Lochi's shifu instructed a class full of newbies on a handful a basic moves, yielded a dozen annoying questions about how to perform moves like seen in martial arts movies and then sent us to the tall wooden training dummies to practice what we'd learned.
If the whack to my head is any indication – we didn't learn anything. But Lochi and I were the last pair to give up the battle against the wood so the shifu offered us each an entry level training outfit and a plain white belt. He also signed certificates of achievement for us if we should choose to continue our training elsewhere. "Well that was... fun?" I said, rubbing my head. "How many times did that stupid wood fight back for you?"
Lochi chuckled but stayed silent, instead gazing up toward the glittering stars. We'd stayed at the Academy much longer than planned but being so far from the city lights, the evening sky was filled with stars. "Why don't we sit a bit," he said, pointing toward a bare patch of grass. "Maybe we can miss out on Ferra's play by play in the common room," he added, referring to one of the more obnoxious hostel guests we'd encountered. Every evening, no matter what anyone else was doing, the woman insisted on telling everyone in the room every single thing she'd done that day – right down to how and when she'd used the bathroom. While she was kind enough to use euphemisms, it had made the common room a no-fly-zone since the second night we'd been there.
I settled down onto the grass beside him and leaned back, accidentally brushing my hand across his as I did so. Instead of pulling away or even looking startled, he offered me a reassuring smile before returning his gaze toward the stars. As I turned my attention as well, I thought back to last time Sapphy had stayed at my house. She'd been working on a project for her science class and we'd tried to stay up, waiting for a meteor shower, but fell asleep on my balcony. I giggled, lost in the memory, which drew his attention. This time his hand brushed mine and I jumped slightly and then blushed. "Sorry, I was thinking of my sister."
"Don't be sorry. I imagine she's very important to you," he said.
"She is, they are – all of them," I said. Though he didn't press, I sensed his curiosity, "I have two brothers and two sisters. And a brother-in-law," I added, thinking of Lotus.
"So, was it your sister's wedding then?"
"No," I said, shaking my head. For several minutes, we were silent – I suspected he had questions but he returned his attention to the sky, leaving me to think. "It was mine," I whispered, barely audible. "I was my wedding."
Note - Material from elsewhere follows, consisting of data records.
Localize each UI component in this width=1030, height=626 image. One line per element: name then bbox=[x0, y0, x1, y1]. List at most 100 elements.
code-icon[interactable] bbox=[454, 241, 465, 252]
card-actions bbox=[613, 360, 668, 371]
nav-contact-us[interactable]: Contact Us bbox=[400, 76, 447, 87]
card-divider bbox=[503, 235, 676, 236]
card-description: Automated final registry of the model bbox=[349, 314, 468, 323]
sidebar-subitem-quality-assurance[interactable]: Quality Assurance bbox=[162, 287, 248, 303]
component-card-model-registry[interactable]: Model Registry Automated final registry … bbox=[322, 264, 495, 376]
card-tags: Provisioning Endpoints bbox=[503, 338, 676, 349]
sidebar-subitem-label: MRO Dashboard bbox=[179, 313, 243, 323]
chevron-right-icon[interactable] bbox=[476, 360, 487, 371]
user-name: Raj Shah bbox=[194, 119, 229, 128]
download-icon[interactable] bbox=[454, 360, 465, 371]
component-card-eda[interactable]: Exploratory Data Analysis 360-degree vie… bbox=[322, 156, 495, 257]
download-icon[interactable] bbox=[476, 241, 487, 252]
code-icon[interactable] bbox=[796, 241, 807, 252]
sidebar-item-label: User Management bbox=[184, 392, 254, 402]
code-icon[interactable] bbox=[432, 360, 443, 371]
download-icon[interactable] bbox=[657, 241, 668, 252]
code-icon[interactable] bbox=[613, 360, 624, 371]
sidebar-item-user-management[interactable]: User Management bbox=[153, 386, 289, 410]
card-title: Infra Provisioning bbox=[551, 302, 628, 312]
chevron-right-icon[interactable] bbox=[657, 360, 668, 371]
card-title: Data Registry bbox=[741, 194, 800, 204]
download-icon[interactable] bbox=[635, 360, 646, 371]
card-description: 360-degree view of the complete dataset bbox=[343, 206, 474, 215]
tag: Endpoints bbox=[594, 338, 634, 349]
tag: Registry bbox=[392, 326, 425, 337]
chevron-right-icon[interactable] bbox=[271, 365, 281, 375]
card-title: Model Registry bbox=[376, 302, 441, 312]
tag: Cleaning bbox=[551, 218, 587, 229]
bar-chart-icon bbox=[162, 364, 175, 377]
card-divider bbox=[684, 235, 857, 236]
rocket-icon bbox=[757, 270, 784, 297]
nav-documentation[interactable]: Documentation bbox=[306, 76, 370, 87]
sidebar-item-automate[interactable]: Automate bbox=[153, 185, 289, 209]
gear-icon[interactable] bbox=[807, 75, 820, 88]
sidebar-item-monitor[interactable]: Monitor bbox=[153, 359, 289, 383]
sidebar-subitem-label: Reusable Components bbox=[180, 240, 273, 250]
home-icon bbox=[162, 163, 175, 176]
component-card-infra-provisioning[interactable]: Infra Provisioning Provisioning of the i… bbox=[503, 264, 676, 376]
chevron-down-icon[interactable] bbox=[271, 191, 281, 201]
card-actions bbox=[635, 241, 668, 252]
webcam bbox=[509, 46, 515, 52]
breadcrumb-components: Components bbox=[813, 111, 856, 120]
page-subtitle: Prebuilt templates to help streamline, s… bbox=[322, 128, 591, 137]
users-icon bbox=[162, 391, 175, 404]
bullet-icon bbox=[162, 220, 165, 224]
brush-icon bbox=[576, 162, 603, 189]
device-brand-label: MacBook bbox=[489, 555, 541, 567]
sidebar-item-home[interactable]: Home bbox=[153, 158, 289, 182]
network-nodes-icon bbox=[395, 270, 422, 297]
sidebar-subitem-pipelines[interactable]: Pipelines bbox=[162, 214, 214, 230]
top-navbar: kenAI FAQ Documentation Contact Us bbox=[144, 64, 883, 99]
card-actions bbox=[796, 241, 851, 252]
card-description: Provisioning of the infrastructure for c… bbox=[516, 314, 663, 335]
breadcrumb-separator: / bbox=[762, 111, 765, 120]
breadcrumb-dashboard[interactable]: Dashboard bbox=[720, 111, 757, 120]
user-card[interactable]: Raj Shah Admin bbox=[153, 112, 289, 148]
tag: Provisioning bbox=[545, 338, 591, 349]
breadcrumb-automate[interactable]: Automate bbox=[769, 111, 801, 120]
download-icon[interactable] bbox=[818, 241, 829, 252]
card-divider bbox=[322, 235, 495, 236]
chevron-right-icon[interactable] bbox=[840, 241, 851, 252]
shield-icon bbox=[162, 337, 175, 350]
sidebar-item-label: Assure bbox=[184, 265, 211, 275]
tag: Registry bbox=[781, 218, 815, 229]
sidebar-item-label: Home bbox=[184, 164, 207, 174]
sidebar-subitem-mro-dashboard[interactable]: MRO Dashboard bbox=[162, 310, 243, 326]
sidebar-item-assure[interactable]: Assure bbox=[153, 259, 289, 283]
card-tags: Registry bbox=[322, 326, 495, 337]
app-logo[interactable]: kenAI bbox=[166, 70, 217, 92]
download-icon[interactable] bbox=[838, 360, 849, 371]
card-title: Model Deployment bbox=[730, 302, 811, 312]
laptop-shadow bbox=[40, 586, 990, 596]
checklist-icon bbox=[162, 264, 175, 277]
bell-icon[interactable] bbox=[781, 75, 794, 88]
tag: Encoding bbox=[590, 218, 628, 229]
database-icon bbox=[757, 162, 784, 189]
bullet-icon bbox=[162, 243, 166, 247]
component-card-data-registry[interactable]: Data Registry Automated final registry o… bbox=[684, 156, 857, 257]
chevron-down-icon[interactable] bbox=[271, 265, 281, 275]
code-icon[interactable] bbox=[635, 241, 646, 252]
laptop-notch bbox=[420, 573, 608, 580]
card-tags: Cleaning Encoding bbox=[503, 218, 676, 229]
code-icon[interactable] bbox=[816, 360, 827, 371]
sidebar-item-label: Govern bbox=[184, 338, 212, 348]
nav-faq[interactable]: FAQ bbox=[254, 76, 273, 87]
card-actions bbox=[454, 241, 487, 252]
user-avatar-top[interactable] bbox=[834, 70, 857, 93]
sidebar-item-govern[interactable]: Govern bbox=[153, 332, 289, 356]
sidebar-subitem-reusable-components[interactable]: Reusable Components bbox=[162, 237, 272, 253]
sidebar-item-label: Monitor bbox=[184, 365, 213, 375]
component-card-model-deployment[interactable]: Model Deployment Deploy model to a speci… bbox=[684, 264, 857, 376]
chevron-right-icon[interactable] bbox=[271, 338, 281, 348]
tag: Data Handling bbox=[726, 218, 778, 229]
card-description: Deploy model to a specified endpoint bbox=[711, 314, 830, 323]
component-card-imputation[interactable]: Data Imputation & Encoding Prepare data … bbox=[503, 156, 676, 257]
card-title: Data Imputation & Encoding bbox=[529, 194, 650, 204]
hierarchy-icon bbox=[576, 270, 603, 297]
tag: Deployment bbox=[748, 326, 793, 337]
To my astonishment, he didn't react. I expected him to pull his hand away or at least look startled. Instead he nodded, as if I'd simply confirmed his suspicions, "I'm sorry."
"Because you're here and your bridegroom is not. I assume it didn't go well," Lochi said as he sat up and turned his gaze toward me. "So, I'm sorry."
"That would be... accurate," I said with a sad laugh. "Yes, it did not go well. It was catastrophic actually." I felt the rush of tears I'd been avoiding all week and turned away quickly. Lochi waited quietly as I dug my palms into my eyes to stem the flow and then laid a hand on my shoulder as my breathing became regular again. "I don't want to go back home – how terrible is that? I mean I do – because of my family but no one here reads American tabloids..."
"China probably isn't where you want to live long term though," Lochi offered with a smile. "Nice for a visit and all..." I chuckled and felt my body start to relax once more. My stomach's growling broke up the moment and soon we were both on our feet.
As usual, Lochi offered me his arm as we walked back to the hostel.